Why is LHH outplacement so expensive?
It's a global coaching-hours business: per-employee fees buy human time tiered by seniority, multiplied across headcount: and enterprise delivery, compliance, and brand carry premium pricing. The value holds best at the executive tier: it thins across large IC reductions where utilization historically collapses.
Is software-based outplacement as good as coaching?
Better at the 2026 binding constraint: application throughput, always-on availability, and measurable utilization: while coaching stays better for executive narrative, pivots, and negotiation. That asymmetry is why hybrids beat either extreme: engine for everyone, humans where humans win.
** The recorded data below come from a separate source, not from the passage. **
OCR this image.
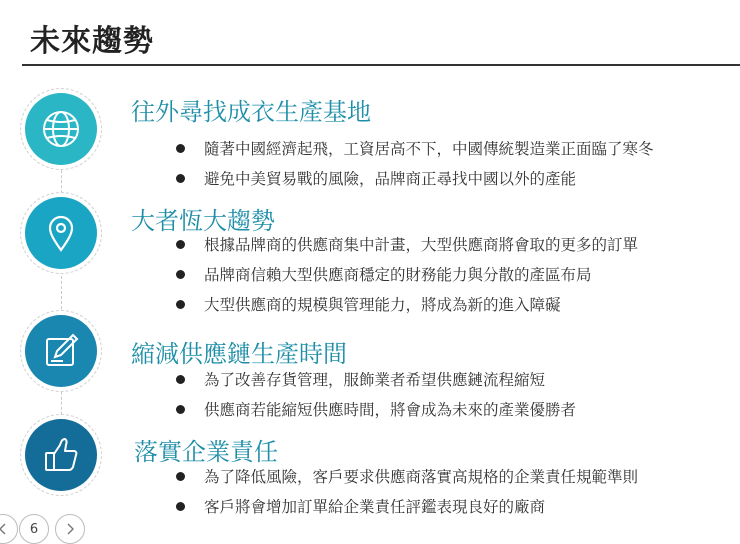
未來趨勢
往外尋找成衣生產基地
隨著中國經濟起飛，工資居高不下，中國傳統製造業正面臨了寒冬
避免中美貿易戰的風險，品牌商正尋找中國以外的產能
大者恆大趨勢
根據品牌商的供應商集中計畫，大型供應商將會取的更多的訂單
品牌商信賴大型供應商穩定的財務能力與分散的產區布局
大型供應商的規模與管理能力，將成為新的進入障礙
縮減供應鏈生產時間
為了改善存貨管理，服飾業者希望供應鏈流程縮短
供應商若能縮短供應時間，將會成為未來的產業優勝者
落實企業責任
為了降低風險，客戶要求供應商落實高規格的企業責任規範準則
客戶將會增加訂單給企業責任評鑑表現良好的廠商
6
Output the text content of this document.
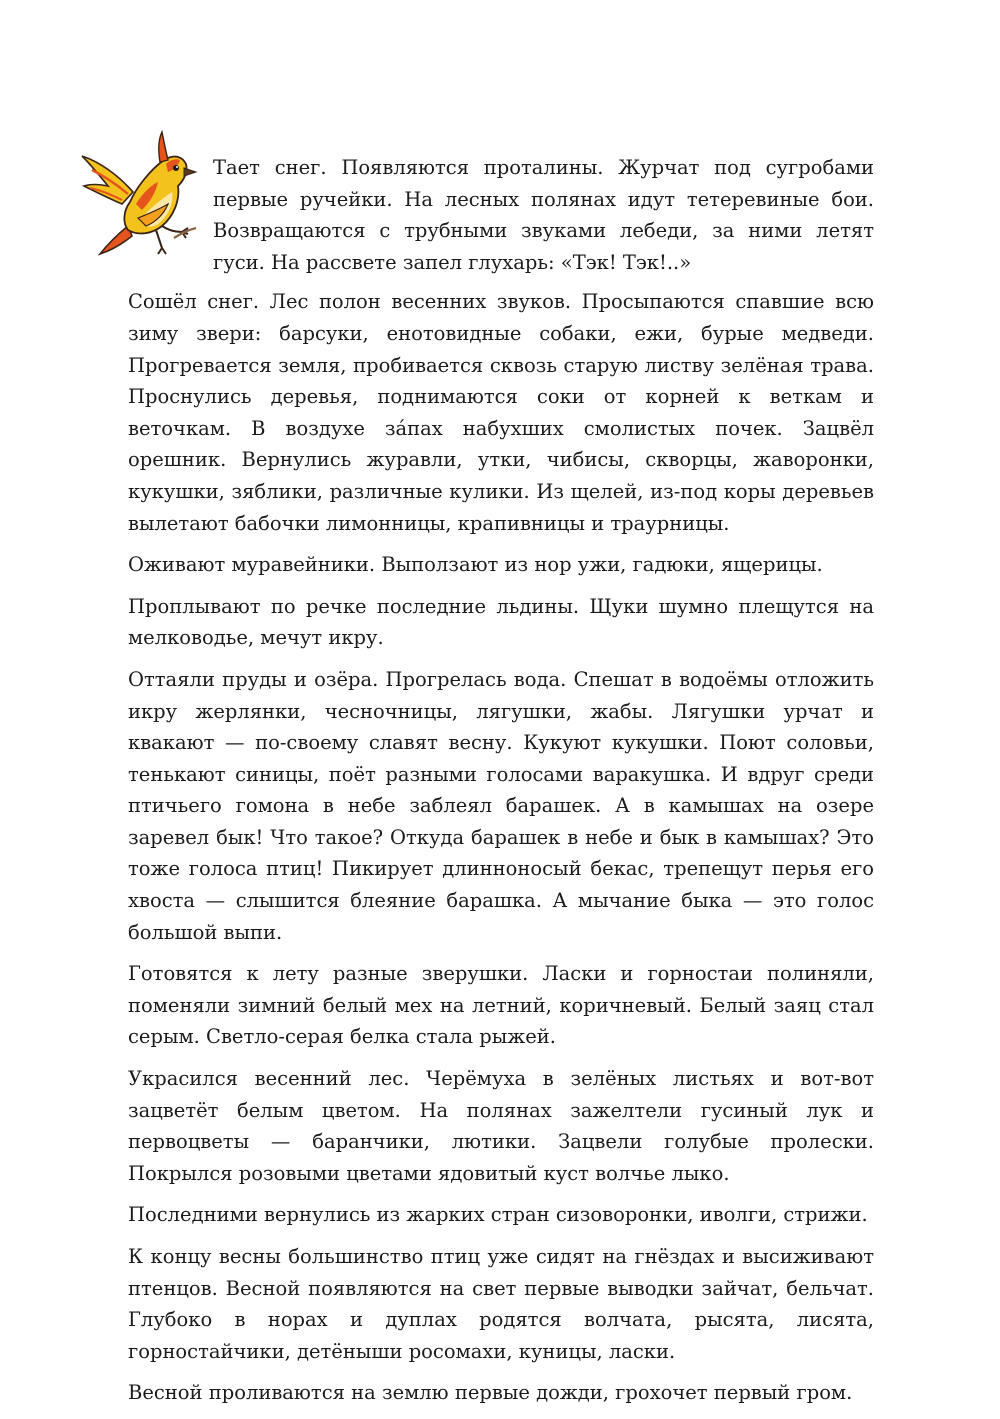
Тает снег. Появляются проталины. Журчат под сугробами первые ручейки. На лесных полянах идут тетеревиные бои. Возвращаются с трубными звуками лебеди, за ними летят гуси. На рассвете запел глухарь: «Тэк! Тэк!..»

Сошёл снег. Лес полон весенних звуков. Просыпаются спавшие всю зиму звери: барсуки, енотовидные собаки, ежи, бурые медведи. Прогревается земля, пробивается сквозь старую листву зелёная трава. Проснулись деревья, поднимаются соки от корней к веткам и веточкам. В воздухе зáпах набухших смолистых почек. Зацвёл орешник. Вернулись журавли, утки, чибисы, скворцы, жаворонки, кукушки, зяблики, различные кулики. Из щелей, из-под коры деревьев вылетают бабочки лимонницы, крапивницы и траурницы.

Оживают муравейники. Выползают из нор ужи, гадюки, ящерицы.

Проплывают по речке последние льдины. Щуки шумно плещутся на мелководье, мечут икру.

Оттаяли пруды и озёра. Прогрелась вода. Спешат в водоёмы отложить икру жерлянки, чесночницы, лягушки, жабы. Лягушки урчат и квакают — по-своему славят весну. Кукуют кукушки. Поют соловьи, тенькают синицы, поёт разными голосами варакушка. И вдруг среди птичьего гомона в небе заблеял барашек. А в камышах на озере заревел бык! Что такое? Откуда барашек в небе и бык в камышах? Это тоже голоса птиц! Пикирует длинноносый бекас, трепещут перья его хвоста — слышится блеяние барашка. А мычание быка — это голос большой выпи.

Готовятся к лету разные зверушки. Ласки и горностаи полиняли, поменяли зимний белый мех на летний, коричневый. Белый заяц стал серым. Светло-серая белка стала рыжей.

Украсился весенний лес. Черёмуха в зелёных листьях и вот-вот зацветёт белым цветом. На полянах зажелтели гусиный лук и первоцветы — баранчики, лютики. Зацвели голубые пролески. Покрылся розовыми цветами ядовитый куст волчье лыко.

Последними вернулись из жарких стран сизоворонки, иволги, стрижи.

К концу весны большинство птиц уже сидят на гнёздах и высиживают птенцов. Весной появляются на свет первые выводки зайчат, бельчат. Глубоко в норах и дуплах родятся волчата, рысята, лисята, горностайчики, детёныши росомахи, куницы, ласки.

Весной проливаются на землю первые дожди, грохочет первый гром.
How much cheaper is software-first outplacement?
Roughly an order of magnitude under traditional IC coaching tiers per employee: enough that the usual triage question ("who gets support?") becomes obsolete: cover the full list and still spend less than coaching-only middle tiers. Exact numbers depend on headcount and duration: it's a one-conversation quote, not a procurement epic.
Can outplacement run under our own company brand?
With LoopCV, yes: the white-label deployment puts your brand on the toolkit departing employees use for months: an employer-brand signal at the most scrutinized moment: while HR retains real-time aggregate dashboards for utilization and outcome reporting.